The typical water softener is a mechanical appliance that’s plumbed into your home’s water supply system that helps eliminate minerals in the water that make it “hard”.
How does it work?
- All water softeners use the same operating principle: They trade the minerals for something else, in most cases sodium. Water passing through the mineral tank loses positively charged calcium and magnesium ions to negatively charged plastic beads. The brine tank holds a salt solution that flushes the mineral tank, replacing calcium and magnesium ions with sodium. A meter at the top of the mineral tank regulates recharging cycles. The valve assembly routes water flow for each phase of the regeneration cycle.
What does it do?
- Water comes from the ground. it picks up soluble bits of whatever it passes through. This basically means that the water contains minerals found in the earth. Of these, calcium and magnesium are of particular importance because they affect the water’s ability to function in our homes. These minerals make our water hard. One effect of hard water is that soaps and detergents lose some effectiveness. Instead of dissolving completely, soap combines with the minerals to form a coagulated soap curd. Because less soap is dissolved, more is required. And the sticky insoluble curd hangs around, it clings to the skin and may actually inhibit cleansing. Washed hair seems dull and lifeless and you still feel dirty after your bath or shower.

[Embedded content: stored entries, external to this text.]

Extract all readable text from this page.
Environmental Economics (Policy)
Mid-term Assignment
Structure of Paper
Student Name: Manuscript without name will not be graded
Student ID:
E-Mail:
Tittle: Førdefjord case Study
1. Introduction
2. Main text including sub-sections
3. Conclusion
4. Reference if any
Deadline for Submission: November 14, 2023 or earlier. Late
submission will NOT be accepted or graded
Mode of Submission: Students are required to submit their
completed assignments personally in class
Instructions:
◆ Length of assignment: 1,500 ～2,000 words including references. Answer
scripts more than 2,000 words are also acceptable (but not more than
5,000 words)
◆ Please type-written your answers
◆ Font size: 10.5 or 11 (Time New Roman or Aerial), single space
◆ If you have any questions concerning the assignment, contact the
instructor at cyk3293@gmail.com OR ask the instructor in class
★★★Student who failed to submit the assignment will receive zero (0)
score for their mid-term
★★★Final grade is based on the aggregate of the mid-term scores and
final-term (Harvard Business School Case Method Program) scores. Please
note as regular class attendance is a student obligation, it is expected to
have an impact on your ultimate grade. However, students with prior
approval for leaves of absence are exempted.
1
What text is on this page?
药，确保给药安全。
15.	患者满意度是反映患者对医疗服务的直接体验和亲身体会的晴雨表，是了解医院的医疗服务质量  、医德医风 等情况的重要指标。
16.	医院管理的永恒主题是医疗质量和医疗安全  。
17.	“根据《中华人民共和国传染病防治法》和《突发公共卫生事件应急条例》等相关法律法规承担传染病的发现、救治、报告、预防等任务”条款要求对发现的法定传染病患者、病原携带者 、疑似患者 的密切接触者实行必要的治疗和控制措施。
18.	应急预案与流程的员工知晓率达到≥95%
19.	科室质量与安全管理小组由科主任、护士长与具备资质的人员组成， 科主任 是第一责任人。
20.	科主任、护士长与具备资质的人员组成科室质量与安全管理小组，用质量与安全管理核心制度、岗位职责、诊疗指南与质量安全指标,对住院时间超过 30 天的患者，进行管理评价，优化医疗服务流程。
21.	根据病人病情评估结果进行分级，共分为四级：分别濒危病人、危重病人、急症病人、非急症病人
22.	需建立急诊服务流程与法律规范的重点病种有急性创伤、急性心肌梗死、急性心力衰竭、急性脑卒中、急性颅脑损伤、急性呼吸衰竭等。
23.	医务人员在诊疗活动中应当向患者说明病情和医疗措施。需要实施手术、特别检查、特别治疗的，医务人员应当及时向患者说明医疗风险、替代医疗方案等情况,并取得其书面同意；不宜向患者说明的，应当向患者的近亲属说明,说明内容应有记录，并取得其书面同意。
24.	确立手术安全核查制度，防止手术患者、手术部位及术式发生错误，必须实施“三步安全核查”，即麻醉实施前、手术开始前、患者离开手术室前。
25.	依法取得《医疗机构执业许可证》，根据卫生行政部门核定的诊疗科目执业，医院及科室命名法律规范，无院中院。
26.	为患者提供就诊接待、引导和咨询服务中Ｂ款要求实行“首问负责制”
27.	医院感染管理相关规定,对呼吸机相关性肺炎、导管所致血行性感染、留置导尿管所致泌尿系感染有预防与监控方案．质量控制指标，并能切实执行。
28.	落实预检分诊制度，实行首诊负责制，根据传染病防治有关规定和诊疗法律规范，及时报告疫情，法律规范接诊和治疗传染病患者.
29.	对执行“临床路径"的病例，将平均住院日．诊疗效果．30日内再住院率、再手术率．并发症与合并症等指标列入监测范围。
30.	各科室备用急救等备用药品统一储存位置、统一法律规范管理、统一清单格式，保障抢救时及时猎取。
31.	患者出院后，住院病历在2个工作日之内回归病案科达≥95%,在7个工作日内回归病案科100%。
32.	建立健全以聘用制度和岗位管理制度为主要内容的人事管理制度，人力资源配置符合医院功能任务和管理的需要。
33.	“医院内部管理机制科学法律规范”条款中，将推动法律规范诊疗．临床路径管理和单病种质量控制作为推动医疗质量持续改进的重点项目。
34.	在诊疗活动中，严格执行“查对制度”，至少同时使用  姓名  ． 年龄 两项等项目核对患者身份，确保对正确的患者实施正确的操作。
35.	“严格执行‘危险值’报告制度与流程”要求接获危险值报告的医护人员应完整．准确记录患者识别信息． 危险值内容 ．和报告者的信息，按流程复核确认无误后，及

- In the laundry, things aren’t much better. The soap curd can work its way into your clothes as they’re being washed in your automatic washing machine. This can keep dirt trapped in the fibers, and it can stiffen and roughen the fabric, as well as cause allergic reactions.
- In addition to affecting the actual washing process, insoluble soap deposits leave spots on everything you wash-from your dishes to the family car-and a soap film will build up in your bath and shower.
- Another reason to be concerned about hard water is its effect on your plumbing system. Calcium and magnesium deposits can build up in pipes, reducing flow to taps and appliances.
- In water heaters, these minerals generate a scale buildup that reduces the efficiency and life of the heater.
What does it look like and what are the parts?
- Water softeners are usually comprised of two tanks, the mineral tank (full of small negatively-charged plastic beads) and the brine tank (full of salt crystals), and a control system that recharges or regenerates the system.
- Recharging the system typically involves three phases;
- A backwash phase that removes dirt from the mineral tank.
- A recharging phase that recharges the mineral tank with sodium from the brine solution displaces calcium and magnesium, which is then washed down the drain.
- The final phase rinses the mineral tank with fresh water and loads the brine tank so it’s ready for the next cycle.